Medicare Part A pays for “inpatient” hospital care, while Part B pays for outpatient medical care. In order to qualify for Medicare-covered nursing facility care, one must first have at least three days of “inpatient” Part A hospital care. Increasingly, however, hospitals are allowing patients to stay under Part B “observation status” without formally admitting them—in some cases up to 1-2 weeks. The patient may not realize that he or she has not been formally admitted. Alternatively, the physician may have recommended admission but the hospital may have retroactively reversed that decision. Generally, the beneficiary does not realize the scope of his or her financial liability for the hospital stay (billed to Part B) until receiving the Medicare Summary Notice months later. Beneficiaries are not told they can appeal the classification of the hospital stay as outpatient/Part B.

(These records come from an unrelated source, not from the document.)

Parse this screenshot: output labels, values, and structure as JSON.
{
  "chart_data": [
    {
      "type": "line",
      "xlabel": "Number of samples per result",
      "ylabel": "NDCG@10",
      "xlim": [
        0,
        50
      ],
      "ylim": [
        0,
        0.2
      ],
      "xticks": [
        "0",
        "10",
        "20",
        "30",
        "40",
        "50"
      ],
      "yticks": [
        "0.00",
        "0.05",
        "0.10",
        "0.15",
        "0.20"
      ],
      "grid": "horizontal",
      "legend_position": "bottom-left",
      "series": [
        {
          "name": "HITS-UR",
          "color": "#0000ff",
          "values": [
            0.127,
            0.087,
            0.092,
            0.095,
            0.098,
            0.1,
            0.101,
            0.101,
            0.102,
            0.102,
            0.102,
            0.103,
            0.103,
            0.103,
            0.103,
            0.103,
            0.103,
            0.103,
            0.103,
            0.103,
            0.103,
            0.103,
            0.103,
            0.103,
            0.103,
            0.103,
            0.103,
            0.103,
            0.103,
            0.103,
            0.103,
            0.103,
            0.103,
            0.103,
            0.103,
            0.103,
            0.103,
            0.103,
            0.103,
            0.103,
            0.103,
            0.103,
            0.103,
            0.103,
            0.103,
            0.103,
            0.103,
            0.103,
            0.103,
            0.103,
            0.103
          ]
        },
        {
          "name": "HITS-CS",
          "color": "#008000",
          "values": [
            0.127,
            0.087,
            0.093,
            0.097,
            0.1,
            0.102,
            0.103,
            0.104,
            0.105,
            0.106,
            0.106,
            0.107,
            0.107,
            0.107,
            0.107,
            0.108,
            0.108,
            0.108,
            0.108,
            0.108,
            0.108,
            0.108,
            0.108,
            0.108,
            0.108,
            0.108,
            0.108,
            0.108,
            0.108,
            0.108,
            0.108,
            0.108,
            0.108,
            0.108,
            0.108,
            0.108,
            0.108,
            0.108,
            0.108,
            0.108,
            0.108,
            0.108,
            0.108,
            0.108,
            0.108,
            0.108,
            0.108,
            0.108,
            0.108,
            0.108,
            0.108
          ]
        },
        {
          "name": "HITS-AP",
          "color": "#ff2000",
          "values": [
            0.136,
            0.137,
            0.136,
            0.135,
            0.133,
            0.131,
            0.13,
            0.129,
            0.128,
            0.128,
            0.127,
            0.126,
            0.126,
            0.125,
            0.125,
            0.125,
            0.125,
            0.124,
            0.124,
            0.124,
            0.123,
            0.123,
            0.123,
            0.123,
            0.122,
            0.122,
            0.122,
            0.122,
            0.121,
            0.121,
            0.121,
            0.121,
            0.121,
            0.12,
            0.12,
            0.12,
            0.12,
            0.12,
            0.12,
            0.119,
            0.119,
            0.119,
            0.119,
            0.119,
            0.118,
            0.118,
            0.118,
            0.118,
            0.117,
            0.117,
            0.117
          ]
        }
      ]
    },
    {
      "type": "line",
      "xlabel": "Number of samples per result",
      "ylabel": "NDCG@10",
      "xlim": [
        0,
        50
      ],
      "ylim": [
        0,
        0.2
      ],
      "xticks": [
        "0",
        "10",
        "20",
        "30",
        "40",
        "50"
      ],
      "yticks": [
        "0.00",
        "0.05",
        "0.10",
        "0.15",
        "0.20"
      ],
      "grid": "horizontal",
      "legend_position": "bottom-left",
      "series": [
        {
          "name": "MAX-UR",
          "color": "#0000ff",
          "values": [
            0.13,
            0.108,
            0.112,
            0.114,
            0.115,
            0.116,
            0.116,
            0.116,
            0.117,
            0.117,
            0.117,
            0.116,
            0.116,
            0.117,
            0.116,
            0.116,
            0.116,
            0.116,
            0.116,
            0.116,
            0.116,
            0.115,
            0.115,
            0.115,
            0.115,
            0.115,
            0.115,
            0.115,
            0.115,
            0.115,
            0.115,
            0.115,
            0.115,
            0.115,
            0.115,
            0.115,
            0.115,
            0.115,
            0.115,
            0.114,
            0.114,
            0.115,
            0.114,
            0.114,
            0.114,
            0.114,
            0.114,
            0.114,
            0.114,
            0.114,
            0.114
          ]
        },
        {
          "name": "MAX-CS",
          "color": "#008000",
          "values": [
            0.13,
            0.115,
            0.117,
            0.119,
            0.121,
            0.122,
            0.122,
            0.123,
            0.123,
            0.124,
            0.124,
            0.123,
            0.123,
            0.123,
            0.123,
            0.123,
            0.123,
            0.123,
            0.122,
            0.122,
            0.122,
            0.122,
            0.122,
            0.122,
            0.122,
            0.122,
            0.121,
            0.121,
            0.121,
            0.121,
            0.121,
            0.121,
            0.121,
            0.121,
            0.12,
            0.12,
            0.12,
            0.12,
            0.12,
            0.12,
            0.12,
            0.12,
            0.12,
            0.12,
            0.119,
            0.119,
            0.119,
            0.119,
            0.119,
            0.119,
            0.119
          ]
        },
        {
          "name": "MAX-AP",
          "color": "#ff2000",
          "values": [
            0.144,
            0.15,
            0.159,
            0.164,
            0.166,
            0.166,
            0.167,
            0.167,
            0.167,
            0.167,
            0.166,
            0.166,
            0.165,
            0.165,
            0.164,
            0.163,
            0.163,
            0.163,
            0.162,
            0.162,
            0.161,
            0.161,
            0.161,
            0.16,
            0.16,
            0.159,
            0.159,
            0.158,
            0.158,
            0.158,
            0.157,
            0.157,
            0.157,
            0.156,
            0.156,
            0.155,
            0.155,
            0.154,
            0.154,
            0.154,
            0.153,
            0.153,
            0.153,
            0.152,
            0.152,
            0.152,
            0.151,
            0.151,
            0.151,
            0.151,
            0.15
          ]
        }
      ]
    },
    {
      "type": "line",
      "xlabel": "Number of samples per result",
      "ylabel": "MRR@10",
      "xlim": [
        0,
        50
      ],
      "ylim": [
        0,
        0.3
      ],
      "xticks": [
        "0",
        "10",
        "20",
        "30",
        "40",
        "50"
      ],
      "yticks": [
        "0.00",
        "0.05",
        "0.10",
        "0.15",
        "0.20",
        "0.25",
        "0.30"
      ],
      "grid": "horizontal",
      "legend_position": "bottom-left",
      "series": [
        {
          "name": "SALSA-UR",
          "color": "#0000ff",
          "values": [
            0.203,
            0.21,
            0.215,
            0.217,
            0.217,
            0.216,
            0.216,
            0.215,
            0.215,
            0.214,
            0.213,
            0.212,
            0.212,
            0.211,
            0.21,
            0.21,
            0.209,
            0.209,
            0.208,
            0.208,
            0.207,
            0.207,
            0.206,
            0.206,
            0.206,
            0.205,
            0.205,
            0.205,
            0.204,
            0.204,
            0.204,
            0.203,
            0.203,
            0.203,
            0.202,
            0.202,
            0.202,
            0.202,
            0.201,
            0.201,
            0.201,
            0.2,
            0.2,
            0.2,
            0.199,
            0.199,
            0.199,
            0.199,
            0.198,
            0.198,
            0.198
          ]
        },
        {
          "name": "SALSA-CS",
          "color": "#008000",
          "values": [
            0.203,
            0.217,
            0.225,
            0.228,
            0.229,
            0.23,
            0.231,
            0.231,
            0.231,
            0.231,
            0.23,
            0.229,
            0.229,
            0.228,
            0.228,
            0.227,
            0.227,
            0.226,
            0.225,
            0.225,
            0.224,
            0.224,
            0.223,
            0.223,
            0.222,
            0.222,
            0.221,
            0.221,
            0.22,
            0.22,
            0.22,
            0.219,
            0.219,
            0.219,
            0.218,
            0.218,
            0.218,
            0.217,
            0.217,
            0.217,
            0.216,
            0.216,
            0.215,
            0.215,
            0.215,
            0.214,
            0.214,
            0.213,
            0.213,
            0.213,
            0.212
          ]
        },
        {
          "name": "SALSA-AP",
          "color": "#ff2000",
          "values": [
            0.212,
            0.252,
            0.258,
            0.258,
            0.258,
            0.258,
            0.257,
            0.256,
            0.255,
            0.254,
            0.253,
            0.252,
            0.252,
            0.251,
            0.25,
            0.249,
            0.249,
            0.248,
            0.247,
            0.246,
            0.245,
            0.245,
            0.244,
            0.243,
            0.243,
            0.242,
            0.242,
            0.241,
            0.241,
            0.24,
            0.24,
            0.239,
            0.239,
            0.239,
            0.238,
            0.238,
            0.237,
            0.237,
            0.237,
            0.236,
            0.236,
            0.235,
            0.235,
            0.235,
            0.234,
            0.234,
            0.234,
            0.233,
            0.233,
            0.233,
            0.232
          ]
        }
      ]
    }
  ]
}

As a result of the use of observation status, the beneficiary is liable for more costs incurred during the hospital stay (Part B cost-sharing, Part D drugs) than he or she would if he or she had been admitted and covered by Part A. And, after leaving the hospital the beneficiary cannot obtain Medicare coverage for nursing facility care.

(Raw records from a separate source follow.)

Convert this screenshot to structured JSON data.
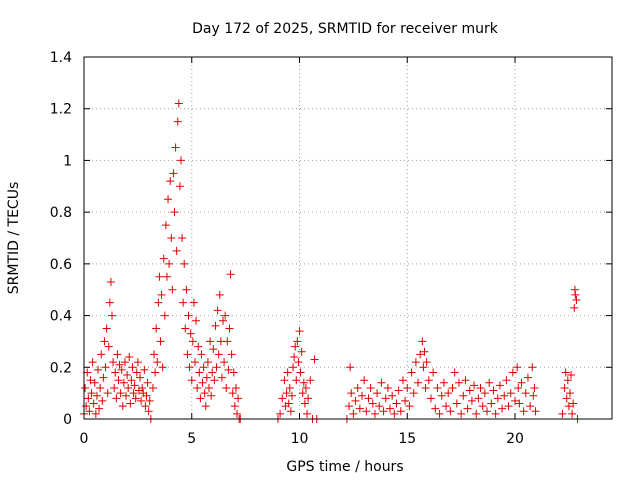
{
  "chart_data": {
    "type": "scatter",
    "title": "Day 172 of 2025, SRMTID for receiver murk",
    "xlabel": "GPS time / hours",
    "ylabel": "SRMTID / TECUs",
    "xlim": [
      0,
      24.5
    ],
    "ylim": [
      0,
      1.4
    ],
    "xticks": [
      0,
      5,
      10,
      15,
      20
    ],
    "xtick_labels": [
      "0",
      "5",
      "10",
      "15",
      "20"
    ],
    "yticks": [
      0,
      0.2,
      0.4,
      0.6,
      0.8,
      1,
      1.2,
      1.4
    ],
    "ytick_labels": [
      "0",
      "0.2",
      "0.4",
      "0.6",
      "0.8",
      "1",
      "1.2",
      "1.4"
    ],
    "grid": true,
    "marker": "+",
    "color": "#e00000",
    "series": [
      {
        "name": "SRMTID",
        "points": [
          [
            0.0,
            0.02
          ],
          [
            0.05,
            0.12
          ],
          [
            0.1,
            0.05
          ],
          [
            0.15,
            0.18
          ],
          [
            0.2,
            0.08
          ],
          [
            0.25,
            0.03
          ],
          [
            0.3,
            0.15
          ],
          [
            0.35,
            0.1
          ],
          [
            0.4,
            0.22
          ],
          [
            0.45,
            0.06
          ],
          [
            0.5,
            0.14
          ],
          [
            0.55,
            0.02
          ],
          [
            0.6,
            0.09
          ],
          [
            0.65,
            0.19
          ],
          [
            0.7,
            0.04
          ],
          [
            0.75,
            0.12
          ],
          [
            0.8,
            0.25
          ],
          [
            0.85,
            0.07
          ],
          [
            0.9,
            0.16
          ],
          [
            0.95,
            0.3
          ],
          [
            1.0,
            0.2
          ],
          [
            1.05,
            0.35
          ],
          [
            1.1,
            0.1
          ],
          [
            1.15,
            0.28
          ],
          [
            1.2,
            0.45
          ],
          [
            1.25,
            0.53
          ],
          [
            1.3,
            0.4
          ],
          [
            1.35,
            0.22
          ],
          [
            1.4,
            0.12
          ],
          [
            1.45,
            0.18
          ],
          [
            1.5,
            0.08
          ],
          [
            1.55,
            0.25
          ],
          [
            1.6,
            0.15
          ],
          [
            1.65,
            0.21
          ],
          [
            1.7,
            0.1
          ],
          [
            1.75,
            0.19
          ],
          [
            1.8,
            0.05
          ],
          [
            1.85,
            0.14
          ],
          [
            1.9,
            0.22
          ],
          [
            1.95,
            0.09
          ],
          [
            2.0,
            0.17
          ],
          [
            2.05,
            0.12
          ],
          [
            2.1,
            0.24
          ],
          [
            2.15,
            0.06
          ],
          [
            2.2,
            0.15
          ],
          [
            2.25,
            0.2
          ],
          [
            2.3,
            0.1
          ],
          [
            2.35,
            0.13
          ],
          [
            2.4,
            0.08
          ],
          [
            2.45,
            0.18
          ],
          [
            2.5,
            0.22
          ],
          [
            2.55,
            0.11
          ],
          [
            2.6,
            0.16
          ],
          [
            2.65,
            0.07
          ],
          [
            2.7,
            0.12
          ],
          [
            2.75,
            0.1
          ],
          [
            2.8,
            0.19
          ],
          [
            2.85,
            0.05
          ],
          [
            2.9,
            0.09
          ],
          [
            2.95,
            0.14
          ],
          [
            3.0,
            0.03
          ],
          [
            3.05,
            0.07
          ],
          [
            3.1,
            0.0
          ],
          [
            3.2,
            0.12
          ],
          [
            3.25,
            0.25
          ],
          [
            3.3,
            0.18
          ],
          [
            3.35,
            0.35
          ],
          [
            3.4,
            0.22
          ],
          [
            3.45,
            0.45
          ],
          [
            3.5,
            0.55
          ],
          [
            3.55,
            0.3
          ],
          [
            3.6,
            0.48
          ],
          [
            3.65,
            0.2
          ],
          [
            3.7,
            0.62
          ],
          [
            3.75,
            0.4
          ],
          [
            3.8,
            0.75
          ],
          [
            3.85,
            0.55
          ],
          [
            3.9,
            0.85
          ],
          [
            3.95,
            0.6
          ],
          [
            4.0,
            0.92
          ],
          [
            4.05,
            0.7
          ],
          [
            4.1,
            0.5
          ],
          [
            4.15,
            0.95
          ],
          [
            4.2,
            0.8
          ],
          [
            4.25,
            1.05
          ],
          [
            4.3,
            0.65
          ],
          [
            4.35,
            1.15
          ],
          [
            4.4,
            1.22
          ],
          [
            4.45,
            0.9
          ],
          [
            4.5,
            1.0
          ],
          [
            4.55,
            0.7
          ],
          [
            4.6,
            0.45
          ],
          [
            4.65,
            0.6
          ],
          [
            4.7,
            0.35
          ],
          [
            4.75,
            0.5
          ],
          [
            4.8,
            0.25
          ],
          [
            4.85,
            0.4
          ],
          [
            4.9,
            0.2
          ],
          [
            4.95,
            0.33
          ],
          [
            5.0,
            0.15
          ],
          [
            5.05,
            0.3
          ],
          [
            5.1,
            0.45
          ],
          [
            5.15,
            0.22
          ],
          [
            5.2,
            0.38
          ],
          [
            5.25,
            0.12
          ],
          [
            5.3,
            0.28
          ],
          [
            5.35,
            0.18
          ],
          [
            5.4,
            0.08
          ],
          [
            5.45,
            0.25
          ],
          [
            5.5,
            0.14
          ],
          [
            5.55,
            0.2
          ],
          [
            5.6,
            0.1
          ],
          [
            5.65,
            0.05
          ],
          [
            5.7,
            0.16
          ],
          [
            5.75,
            0.22
          ],
          [
            5.8,
            0.12
          ],
          [
            5.85,
            0.3
          ],
          [
            5.9,
            0.09
          ],
          [
            5.95,
            0.18
          ],
          [
            6.0,
            0.27
          ],
          [
            6.05,
            0.15
          ],
          [
            6.1,
            0.36
          ],
          [
            6.15,
            0.2
          ],
          [
            6.2,
            0.42
          ],
          [
            6.25,
            0.25
          ],
          [
            6.3,
            0.48
          ],
          [
            6.35,
            0.3
          ],
          [
            6.4,
            0.16
          ],
          [
            6.45,
            0.38
          ],
          [
            6.5,
            0.22
          ],
          [
            6.55,
            0.4
          ],
          [
            6.6,
            0.12
          ],
          [
            6.65,
            0.3
          ],
          [
            6.7,
            0.19
          ],
          [
            6.75,
            0.35
          ],
          [
            6.8,
            0.56
          ],
          [
            6.85,
            0.25
          ],
          [
            6.9,
            0.1
          ],
          [
            6.95,
            0.18
          ],
          [
            7.0,
            0.05
          ],
          [
            7.05,
            0.12
          ],
          [
            7.1,
            0.02
          ],
          [
            7.15,
            0.08
          ],
          [
            7.2,
            0.0
          ],
          [
            7.25,
            0.0
          ],
          [
            9.0,
            0.0
          ],
          [
            9.1,
            0.02
          ],
          [
            9.2,
            0.08
          ],
          [
            9.3,
            0.15
          ],
          [
            9.35,
            0.05
          ],
          [
            9.4,
            0.1
          ],
          [
            9.45,
            0.18
          ],
          [
            9.5,
            0.06
          ],
          [
            9.55,
            0.12
          ],
          [
            9.6,
            0.03
          ],
          [
            9.65,
            0.09
          ],
          [
            9.7,
            0.2
          ],
          [
            9.75,
            0.24
          ],
          [
            9.8,
            0.28
          ],
          [
            9.85,
            0.15
          ],
          [
            9.9,
            0.3
          ],
          [
            9.95,
            0.22
          ],
          [
            10.0,
            0.34
          ],
          [
            10.05,
            0.18
          ],
          [
            10.1,
            0.26
          ],
          [
            10.15,
            0.1
          ],
          [
            10.2,
            0.14
          ],
          [
            10.25,
            0.06
          ],
          [
            10.3,
            0.12
          ],
          [
            10.35,
            0.02
          ],
          [
            10.4,
            0.08
          ],
          [
            10.5,
            0.15
          ],
          [
            10.6,
            0.0
          ],
          [
            10.7,
            0.23
          ],
          [
            10.8,
            0.0
          ],
          [
            12.2,
            0.0
          ],
          [
            12.3,
            0.05
          ],
          [
            12.35,
            0.2
          ],
          [
            12.4,
            0.1
          ],
          [
            12.5,
            0.02
          ],
          [
            12.6,
            0.07
          ],
          [
            12.7,
            0.12
          ],
          [
            12.8,
            0.04
          ],
          [
            12.9,
            0.09
          ],
          [
            13.0,
            0.15
          ],
          [
            13.1,
            0.03
          ],
          [
            13.2,
            0.08
          ],
          [
            13.3,
            0.12
          ],
          [
            13.4,
            0.06
          ],
          [
            13.5,
            0.02
          ],
          [
            13.6,
            0.1
          ],
          [
            13.7,
            0.05
          ],
          [
            13.8,
            0.14
          ],
          [
            13.9,
            0.03
          ],
          [
            14.0,
            0.08
          ],
          [
            14.1,
            0.12
          ],
          [
            14.2,
            0.04
          ],
          [
            14.3,
            0.09
          ],
          [
            14.4,
            0.02
          ],
          [
            14.5,
            0.06
          ],
          [
            14.6,
            0.11
          ],
          [
            14.7,
            0.03
          ],
          [
            14.8,
            0.15
          ],
          [
            14.9,
            0.07
          ],
          [
            15.0,
            0.12
          ],
          [
            15.1,
            0.05
          ],
          [
            15.2,
            0.18
          ],
          [
            15.3,
            0.1
          ],
          [
            15.4,
            0.22
          ],
          [
            15.5,
            0.14
          ],
          [
            15.6,
            0.25
          ],
          [
            15.7,
            0.3
          ],
          [
            15.75,
            0.2
          ],
          [
            15.8,
            0.26
          ],
          [
            15.85,
            0.12
          ],
          [
            15.9,
            0.22
          ],
          [
            16.0,
            0.15
          ],
          [
            16.1,
            0.08
          ],
          [
            16.2,
            0.18
          ],
          [
            16.3,
            0.04
          ],
          [
            16.4,
            0.12
          ],
          [
            16.5,
            0.02
          ],
          [
            16.6,
            0.09
          ],
          [
            16.7,
            0.14
          ],
          [
            16.8,
            0.05
          ],
          [
            16.9,
            0.1
          ],
          [
            17.0,
            0.03
          ],
          [
            17.1,
            0.12
          ],
          [
            17.2,
            0.18
          ],
          [
            17.3,
            0.06
          ],
          [
            17.4,
            0.14
          ],
          [
            17.5,
            0.02
          ],
          [
            17.6,
            0.09
          ],
          [
            17.7,
            0.15
          ],
          [
            17.8,
            0.04
          ],
          [
            17.9,
            0.11
          ],
          [
            18.0,
            0.07
          ],
          [
            18.1,
            0.13
          ],
          [
            18.2,
            0.02
          ],
          [
            18.3,
            0.08
          ],
          [
            18.4,
            0.12
          ],
          [
            18.5,
            0.05
          ],
          [
            18.6,
            0.1
          ],
          [
            18.7,
            0.03
          ],
          [
            18.8,
            0.14
          ],
          [
            18.9,
            0.06
          ],
          [
            19.0,
            0.11
          ],
          [
            19.1,
            0.02
          ],
          [
            19.2,
            0.08
          ],
          [
            19.3,
            0.13
          ],
          [
            19.4,
            0.04
          ],
          [
            19.5,
            0.09
          ],
          [
            19.6,
            0.15
          ],
          [
            19.7,
            0.05
          ],
          [
            19.8,
            0.1
          ],
          [
            19.9,
            0.18
          ],
          [
            20.0,
            0.07
          ],
          [
            20.1,
            0.2
          ],
          [
            20.15,
            0.12
          ],
          [
            20.2,
            0.06
          ],
          [
            20.3,
            0.14
          ],
          [
            20.4,
            0.03
          ],
          [
            20.5,
            0.1
          ],
          [
            20.6,
            0.16
          ],
          [
            20.7,
            0.05
          ],
          [
            20.8,
            0.2
          ],
          [
            20.85,
            0.09
          ],
          [
            20.9,
            0.12
          ],
          [
            20.95,
            0.03
          ],
          [
            22.2,
            0.02
          ],
          [
            22.3,
            0.12
          ],
          [
            22.35,
            0.18
          ],
          [
            22.4,
            0.08
          ],
          [
            22.45,
            0.15
          ],
          [
            22.5,
            0.05
          ],
          [
            22.55,
            0.1
          ],
          [
            22.6,
            0.17
          ],
          [
            22.65,
            0.02
          ],
          [
            22.7,
            0.06
          ],
          [
            22.75,
            0.43
          ],
          [
            22.78,
            0.5
          ],
          [
            22.8,
            0.48
          ],
          [
            22.85,
            0.46
          ],
          [
            22.9,
            0.0
          ]
        ]
      }
    ]
  }
}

Observation status is a term contained only in CMS’ sub-regulatory guidance, not the Medicare statute or regulations. According to the manuals, it is not generally intended to last more than 24 to 48 hours, although in practice it often lasts much longer.
Plaintiffs request that the court enjoin use of observation status. The causes of action include: (1) violation of the Medicare statute for failing to provide nursing facility care to beneficiaries hospitalized for an acute event; (2) violation of the APA notice and comment requirements; (3)violation of Medicare rule-making requirements; (4) violation of FOIA for failure to publish an observation status rule in the Federal Register; (5) abuse of discretion under the APA; (6) due process violations; (7) violation of the Medicare rule that treatment be based on publicly known criteria; and (8) interference with the practice of medicine in violation of the Medicare statute.
As mentioned above, co-counsel is the Center for Medicare Advocacy.